Adolescence dévoilée

Papiers Libres le 18 novembre 2022

La société moderne ayant érigé le corps et l'image en « totems », il n'est pas surprenant que certains adolescents, en miroir, trouvent de nouvelles façons d'interroger ses « tabous ». Changer de genre ou encore revêtir le voile, des décisions parfois radicales qui viennent bousculer l’ordre établi et se heurter paradoxalement aux valeurs de liberté et d’émancipation prônées dans nos sociétés. A partir de ses observations cliniques, l'auteur nous propose ici sa réflexion autour de ces manifestations en lien avec un monde en profonde mutation, et la manière dont on peut les entendre.

 

L'adolescence peut être définie comme la période de passage entre le monde de l'enfance et celui des adultes. L'un des enjeux de l'adolescence, pour l'adolescent lui-même, serait donc de se séparer de l'enfance ou, pour reprendre la métaphore de Françoise Dolto dans Paroles pour adolescents ou Le complexe du homard, (1989), de changer de carapace : se séparer d'avec les parents de l'enfance, se séparer d'avec le corps de l'enfance. Tel le mollusque pendant sa métamorphose, l'adolescent se trouve alors dans une position de fragilité, d'extrême vulnérabilité face à son environnement. En se séparant du connu de l'enfance, il plonge dans l'inconnu, au risque de s'y noyer. S’il en réchappe, et si la mue se déroule sans trop d'encombres, il pourra respirer par lui-même, et tenter de créer un nouveau monde, un nouveau chemin, voire de nouveaux modes de relation.

 

Métamorphose dans une société en mutation

De façon plus globale, si l'enjeu reste le même, les modalités de la séparation peuvent être différentes en fonction de l'époque. Les parents et la parentalité sont des concepts qui ont pu évoluer avec le temps, et les problématiques des adolescents d'hier ne sont plus exactement les mêmes que celles des adolescents et jeunes adultes d'aujourd'hui.

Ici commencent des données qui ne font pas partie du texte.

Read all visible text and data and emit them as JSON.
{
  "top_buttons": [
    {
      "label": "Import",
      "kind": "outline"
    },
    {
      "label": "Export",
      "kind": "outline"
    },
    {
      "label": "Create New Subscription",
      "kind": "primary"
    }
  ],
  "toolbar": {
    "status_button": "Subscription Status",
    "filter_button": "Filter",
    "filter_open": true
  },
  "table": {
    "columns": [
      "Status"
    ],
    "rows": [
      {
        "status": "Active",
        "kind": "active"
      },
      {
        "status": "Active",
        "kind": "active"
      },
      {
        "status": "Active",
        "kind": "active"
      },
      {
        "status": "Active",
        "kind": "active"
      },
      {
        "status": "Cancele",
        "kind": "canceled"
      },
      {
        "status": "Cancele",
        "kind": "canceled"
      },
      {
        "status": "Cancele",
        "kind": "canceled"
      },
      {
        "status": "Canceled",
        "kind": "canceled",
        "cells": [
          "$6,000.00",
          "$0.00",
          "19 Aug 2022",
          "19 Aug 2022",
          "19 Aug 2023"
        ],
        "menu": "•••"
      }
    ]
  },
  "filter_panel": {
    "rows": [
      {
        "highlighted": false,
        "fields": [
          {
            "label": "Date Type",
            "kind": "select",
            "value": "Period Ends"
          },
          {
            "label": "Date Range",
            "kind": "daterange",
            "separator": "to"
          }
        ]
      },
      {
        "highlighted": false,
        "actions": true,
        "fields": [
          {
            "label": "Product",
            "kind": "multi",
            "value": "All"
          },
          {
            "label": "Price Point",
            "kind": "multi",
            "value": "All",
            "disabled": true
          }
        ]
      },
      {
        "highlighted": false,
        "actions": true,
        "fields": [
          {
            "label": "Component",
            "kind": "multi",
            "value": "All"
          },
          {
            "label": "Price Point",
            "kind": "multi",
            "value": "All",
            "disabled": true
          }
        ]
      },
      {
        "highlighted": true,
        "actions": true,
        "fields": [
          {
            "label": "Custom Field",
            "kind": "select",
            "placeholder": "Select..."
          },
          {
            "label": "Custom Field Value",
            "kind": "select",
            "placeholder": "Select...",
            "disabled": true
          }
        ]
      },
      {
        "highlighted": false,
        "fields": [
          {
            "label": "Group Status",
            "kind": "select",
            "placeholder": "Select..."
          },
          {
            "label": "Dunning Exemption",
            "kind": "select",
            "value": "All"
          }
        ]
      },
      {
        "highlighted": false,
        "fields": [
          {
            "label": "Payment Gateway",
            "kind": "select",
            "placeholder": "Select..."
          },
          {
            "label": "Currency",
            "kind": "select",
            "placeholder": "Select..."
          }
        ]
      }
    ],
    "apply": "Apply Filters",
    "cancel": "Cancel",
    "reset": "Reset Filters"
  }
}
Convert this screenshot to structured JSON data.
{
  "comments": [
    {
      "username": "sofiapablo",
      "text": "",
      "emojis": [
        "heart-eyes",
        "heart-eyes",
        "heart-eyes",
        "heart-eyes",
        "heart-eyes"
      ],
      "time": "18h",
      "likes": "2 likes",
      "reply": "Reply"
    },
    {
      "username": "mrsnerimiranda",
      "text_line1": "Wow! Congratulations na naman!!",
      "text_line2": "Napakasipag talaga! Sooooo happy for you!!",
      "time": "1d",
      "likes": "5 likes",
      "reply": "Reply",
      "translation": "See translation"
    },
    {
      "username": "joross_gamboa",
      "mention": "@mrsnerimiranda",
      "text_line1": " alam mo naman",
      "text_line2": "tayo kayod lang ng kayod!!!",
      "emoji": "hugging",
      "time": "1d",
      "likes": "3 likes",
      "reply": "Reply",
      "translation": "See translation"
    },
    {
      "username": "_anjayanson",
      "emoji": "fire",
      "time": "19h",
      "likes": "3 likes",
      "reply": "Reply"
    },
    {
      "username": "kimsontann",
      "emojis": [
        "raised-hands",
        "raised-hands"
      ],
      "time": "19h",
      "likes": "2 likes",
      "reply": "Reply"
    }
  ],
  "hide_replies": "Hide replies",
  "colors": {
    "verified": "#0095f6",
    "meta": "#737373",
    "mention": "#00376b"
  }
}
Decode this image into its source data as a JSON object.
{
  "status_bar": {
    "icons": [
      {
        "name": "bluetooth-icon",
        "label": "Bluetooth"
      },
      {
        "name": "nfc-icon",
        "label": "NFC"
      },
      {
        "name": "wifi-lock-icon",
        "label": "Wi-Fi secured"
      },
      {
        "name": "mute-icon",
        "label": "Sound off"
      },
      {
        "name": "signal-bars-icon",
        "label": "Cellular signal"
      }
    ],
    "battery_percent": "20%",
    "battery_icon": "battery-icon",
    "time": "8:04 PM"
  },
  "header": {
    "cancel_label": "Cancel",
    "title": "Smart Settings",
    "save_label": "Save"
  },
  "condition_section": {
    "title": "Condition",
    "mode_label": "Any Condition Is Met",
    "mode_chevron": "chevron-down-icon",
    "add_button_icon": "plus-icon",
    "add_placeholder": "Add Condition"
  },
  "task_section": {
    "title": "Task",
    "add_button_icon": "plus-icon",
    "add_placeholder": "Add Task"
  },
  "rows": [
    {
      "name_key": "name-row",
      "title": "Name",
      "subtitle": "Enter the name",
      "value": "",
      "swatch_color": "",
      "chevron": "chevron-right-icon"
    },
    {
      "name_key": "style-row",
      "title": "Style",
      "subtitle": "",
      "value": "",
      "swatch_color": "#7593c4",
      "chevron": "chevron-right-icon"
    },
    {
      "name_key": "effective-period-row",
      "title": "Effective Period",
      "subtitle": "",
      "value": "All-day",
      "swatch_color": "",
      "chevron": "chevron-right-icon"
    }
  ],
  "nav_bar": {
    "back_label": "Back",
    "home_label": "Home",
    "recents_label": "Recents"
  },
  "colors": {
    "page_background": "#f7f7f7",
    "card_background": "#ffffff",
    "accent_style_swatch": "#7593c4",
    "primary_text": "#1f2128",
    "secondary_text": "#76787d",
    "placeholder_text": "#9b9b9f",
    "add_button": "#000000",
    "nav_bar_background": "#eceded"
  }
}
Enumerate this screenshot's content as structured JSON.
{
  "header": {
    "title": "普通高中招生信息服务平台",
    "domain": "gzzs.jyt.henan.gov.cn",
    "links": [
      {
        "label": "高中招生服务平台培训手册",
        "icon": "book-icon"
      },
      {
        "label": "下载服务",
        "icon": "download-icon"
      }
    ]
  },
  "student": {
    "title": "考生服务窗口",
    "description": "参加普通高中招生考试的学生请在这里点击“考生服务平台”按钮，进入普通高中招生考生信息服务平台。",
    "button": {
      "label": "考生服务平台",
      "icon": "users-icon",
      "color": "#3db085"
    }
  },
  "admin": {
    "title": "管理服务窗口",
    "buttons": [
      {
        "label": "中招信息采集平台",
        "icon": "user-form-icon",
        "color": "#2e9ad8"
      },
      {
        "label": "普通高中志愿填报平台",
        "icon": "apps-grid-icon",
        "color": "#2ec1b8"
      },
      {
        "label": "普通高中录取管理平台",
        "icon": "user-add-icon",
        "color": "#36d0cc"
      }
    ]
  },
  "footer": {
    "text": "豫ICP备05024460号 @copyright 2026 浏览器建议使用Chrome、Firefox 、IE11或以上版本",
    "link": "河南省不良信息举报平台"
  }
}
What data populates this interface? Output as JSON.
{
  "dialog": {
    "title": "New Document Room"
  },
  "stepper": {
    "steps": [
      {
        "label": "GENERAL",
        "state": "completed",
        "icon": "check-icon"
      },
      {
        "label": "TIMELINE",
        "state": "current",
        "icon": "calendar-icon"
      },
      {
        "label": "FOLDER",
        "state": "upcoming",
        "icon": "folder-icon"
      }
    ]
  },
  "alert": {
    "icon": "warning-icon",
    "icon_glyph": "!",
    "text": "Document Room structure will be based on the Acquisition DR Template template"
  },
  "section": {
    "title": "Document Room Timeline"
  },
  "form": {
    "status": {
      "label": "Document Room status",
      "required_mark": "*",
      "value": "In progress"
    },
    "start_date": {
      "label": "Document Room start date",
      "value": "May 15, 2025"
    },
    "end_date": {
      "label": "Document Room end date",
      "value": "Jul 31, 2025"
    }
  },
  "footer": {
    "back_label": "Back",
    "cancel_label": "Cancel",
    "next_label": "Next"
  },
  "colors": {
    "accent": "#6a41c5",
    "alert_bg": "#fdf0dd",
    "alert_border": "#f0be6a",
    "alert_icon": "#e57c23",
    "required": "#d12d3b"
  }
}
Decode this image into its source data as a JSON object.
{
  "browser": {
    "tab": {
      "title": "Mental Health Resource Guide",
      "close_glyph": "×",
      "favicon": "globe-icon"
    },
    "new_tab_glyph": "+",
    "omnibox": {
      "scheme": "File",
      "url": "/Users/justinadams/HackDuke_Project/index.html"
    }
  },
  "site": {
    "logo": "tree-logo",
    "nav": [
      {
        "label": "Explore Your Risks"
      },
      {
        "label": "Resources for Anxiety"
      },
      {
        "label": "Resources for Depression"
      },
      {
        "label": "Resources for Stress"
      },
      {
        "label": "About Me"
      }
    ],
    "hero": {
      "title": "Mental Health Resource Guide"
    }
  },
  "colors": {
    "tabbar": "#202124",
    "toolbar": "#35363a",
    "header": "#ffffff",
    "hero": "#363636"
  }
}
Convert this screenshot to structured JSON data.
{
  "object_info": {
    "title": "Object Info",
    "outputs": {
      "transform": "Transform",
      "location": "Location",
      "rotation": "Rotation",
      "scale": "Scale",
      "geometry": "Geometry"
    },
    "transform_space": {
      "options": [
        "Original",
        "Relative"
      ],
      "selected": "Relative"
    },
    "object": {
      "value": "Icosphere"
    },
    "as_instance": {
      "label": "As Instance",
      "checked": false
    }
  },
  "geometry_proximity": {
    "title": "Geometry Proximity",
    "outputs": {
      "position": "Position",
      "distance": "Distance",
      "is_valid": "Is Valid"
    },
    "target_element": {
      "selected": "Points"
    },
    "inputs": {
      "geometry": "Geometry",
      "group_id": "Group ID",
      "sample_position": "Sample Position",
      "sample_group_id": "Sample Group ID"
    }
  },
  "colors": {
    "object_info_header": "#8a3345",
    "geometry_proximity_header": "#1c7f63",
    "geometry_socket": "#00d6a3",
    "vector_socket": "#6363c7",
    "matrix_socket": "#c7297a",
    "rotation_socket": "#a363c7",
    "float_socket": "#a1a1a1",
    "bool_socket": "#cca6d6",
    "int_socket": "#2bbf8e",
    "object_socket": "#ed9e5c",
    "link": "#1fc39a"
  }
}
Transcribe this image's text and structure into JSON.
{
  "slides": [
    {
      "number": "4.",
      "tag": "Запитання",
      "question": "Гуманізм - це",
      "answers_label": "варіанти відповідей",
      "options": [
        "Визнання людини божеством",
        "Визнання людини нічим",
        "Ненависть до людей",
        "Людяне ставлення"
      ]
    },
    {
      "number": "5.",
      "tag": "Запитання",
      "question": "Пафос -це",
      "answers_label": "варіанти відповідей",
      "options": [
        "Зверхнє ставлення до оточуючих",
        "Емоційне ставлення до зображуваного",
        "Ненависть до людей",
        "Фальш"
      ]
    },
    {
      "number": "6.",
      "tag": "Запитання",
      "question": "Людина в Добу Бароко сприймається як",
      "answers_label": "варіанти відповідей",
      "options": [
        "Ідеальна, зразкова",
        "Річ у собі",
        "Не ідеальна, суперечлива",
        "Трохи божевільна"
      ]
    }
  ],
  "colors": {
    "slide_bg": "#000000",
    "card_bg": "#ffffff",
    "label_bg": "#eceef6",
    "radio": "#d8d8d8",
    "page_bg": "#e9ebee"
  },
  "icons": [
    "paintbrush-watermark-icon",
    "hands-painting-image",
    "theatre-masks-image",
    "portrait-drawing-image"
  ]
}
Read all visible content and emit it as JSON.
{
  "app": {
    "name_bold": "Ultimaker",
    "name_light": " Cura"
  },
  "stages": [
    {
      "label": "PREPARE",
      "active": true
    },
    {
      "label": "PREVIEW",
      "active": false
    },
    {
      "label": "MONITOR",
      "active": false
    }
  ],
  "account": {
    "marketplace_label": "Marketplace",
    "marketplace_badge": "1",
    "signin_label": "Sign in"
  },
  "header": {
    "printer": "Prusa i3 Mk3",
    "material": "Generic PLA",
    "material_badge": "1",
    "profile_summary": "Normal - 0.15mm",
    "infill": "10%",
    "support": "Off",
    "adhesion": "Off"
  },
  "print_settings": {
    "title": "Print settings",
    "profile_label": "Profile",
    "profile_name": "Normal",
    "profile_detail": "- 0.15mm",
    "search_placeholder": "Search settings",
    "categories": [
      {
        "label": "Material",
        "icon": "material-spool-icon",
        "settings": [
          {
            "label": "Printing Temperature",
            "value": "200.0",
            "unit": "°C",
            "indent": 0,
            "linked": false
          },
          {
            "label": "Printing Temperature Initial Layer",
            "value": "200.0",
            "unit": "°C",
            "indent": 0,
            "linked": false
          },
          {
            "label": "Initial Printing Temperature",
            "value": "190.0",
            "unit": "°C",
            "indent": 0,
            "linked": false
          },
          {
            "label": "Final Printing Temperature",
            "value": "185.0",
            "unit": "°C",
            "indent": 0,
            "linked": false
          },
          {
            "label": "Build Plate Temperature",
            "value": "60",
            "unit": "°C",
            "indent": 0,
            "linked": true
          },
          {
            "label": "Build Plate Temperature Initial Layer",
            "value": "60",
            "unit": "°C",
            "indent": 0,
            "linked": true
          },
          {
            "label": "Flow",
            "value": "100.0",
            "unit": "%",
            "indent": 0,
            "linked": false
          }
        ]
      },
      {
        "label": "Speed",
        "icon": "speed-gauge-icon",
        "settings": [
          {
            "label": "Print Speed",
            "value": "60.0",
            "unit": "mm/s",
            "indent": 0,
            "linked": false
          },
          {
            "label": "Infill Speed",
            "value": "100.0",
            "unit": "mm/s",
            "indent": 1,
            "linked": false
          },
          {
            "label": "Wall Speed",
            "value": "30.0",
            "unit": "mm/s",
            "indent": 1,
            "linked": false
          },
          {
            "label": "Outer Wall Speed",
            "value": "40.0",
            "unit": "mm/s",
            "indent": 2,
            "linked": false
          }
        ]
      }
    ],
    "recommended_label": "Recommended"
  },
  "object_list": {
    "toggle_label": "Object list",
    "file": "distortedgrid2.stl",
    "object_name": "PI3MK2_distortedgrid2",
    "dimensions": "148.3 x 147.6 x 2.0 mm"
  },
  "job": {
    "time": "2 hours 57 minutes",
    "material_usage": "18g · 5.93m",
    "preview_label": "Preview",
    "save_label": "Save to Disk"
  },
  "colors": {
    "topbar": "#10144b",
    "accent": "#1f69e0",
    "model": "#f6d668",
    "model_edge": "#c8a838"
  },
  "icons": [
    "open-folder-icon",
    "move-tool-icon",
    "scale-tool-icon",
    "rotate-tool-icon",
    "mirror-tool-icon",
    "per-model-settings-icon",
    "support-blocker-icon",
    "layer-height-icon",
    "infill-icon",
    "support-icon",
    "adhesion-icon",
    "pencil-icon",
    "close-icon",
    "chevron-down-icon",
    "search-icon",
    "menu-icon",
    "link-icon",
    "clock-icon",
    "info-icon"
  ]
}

Par ailleurs, se séparer, c'est prendre de la distance et interroger voire bousculer l'ordre établi, les conventions, les valeurs et les codes. La métamorphose de l'adolescent devient celle de la société, sa mue met en relief les contradictions et les excès de notre société en mutation permanente. L'occasion pour nous, adultes, de nous interroger avec lui : quelle est la situation des adolescents d'aujourd'hui, et que nous montrent-ils du monde que nous avons construit ?

Revenons un peu en arrière : traditionnellement, les enfants ont longtemps été considérés comme étant la propriété de leurs parents. Ils n'avaient pas la parole, et pas souvent le choix de leur destinée. L'aîné devait reprendre la ferme de papa, la fille allait se marier avec l'homme qu'on lui avait choisi, et le cadet devait remplir sa mission et s'occuper de ses vieux parents... Heureusement, les choses ont changé et les adolescents ont été de plus en plus libres de s'affranchir de ces destins prédéterminés.

La culture contemporaine et l'essor du concept d'enfance, que ce soit en psychologie ou dans la société de consommation, font désormais de l'enfant un individu à part entière, doué de parole et de pensée. Or, s'il n'est plus la propriété muette de son parent, chose que l'on plaçait ici ou là et qui devait se taire, l'enfant est sans doute devenu l'objet d'une attention et d'un investissement unique, avec des attentes qui peuvent être tout autant pesantes à porter.

 

De l’injonction d'être soi aux actes de rébellion modernes 

Aujourd'hui, l'enfant est déclaré capable de s'épanouir sur son propre chemin, et le bon parent doit accompagner sa progéniture dans ses choix et dans son émancipation. Si bien que la liberté revendiquée pourra devenir un nouveau carcan duquel il ne sera pas moins facile de s’extirper ! Comment faire pour se séparer et renoncer à ce cocon moelleux ? Comment faire pour prendre des distances avec un parent à la fois bienveillant, attentif, mais aussi rempli d'attentes implicites ? Comment se dégager d'une pression silencieuse et de l'injonction paradoxale d'être soi, dans une période où justement on ignore qui on est?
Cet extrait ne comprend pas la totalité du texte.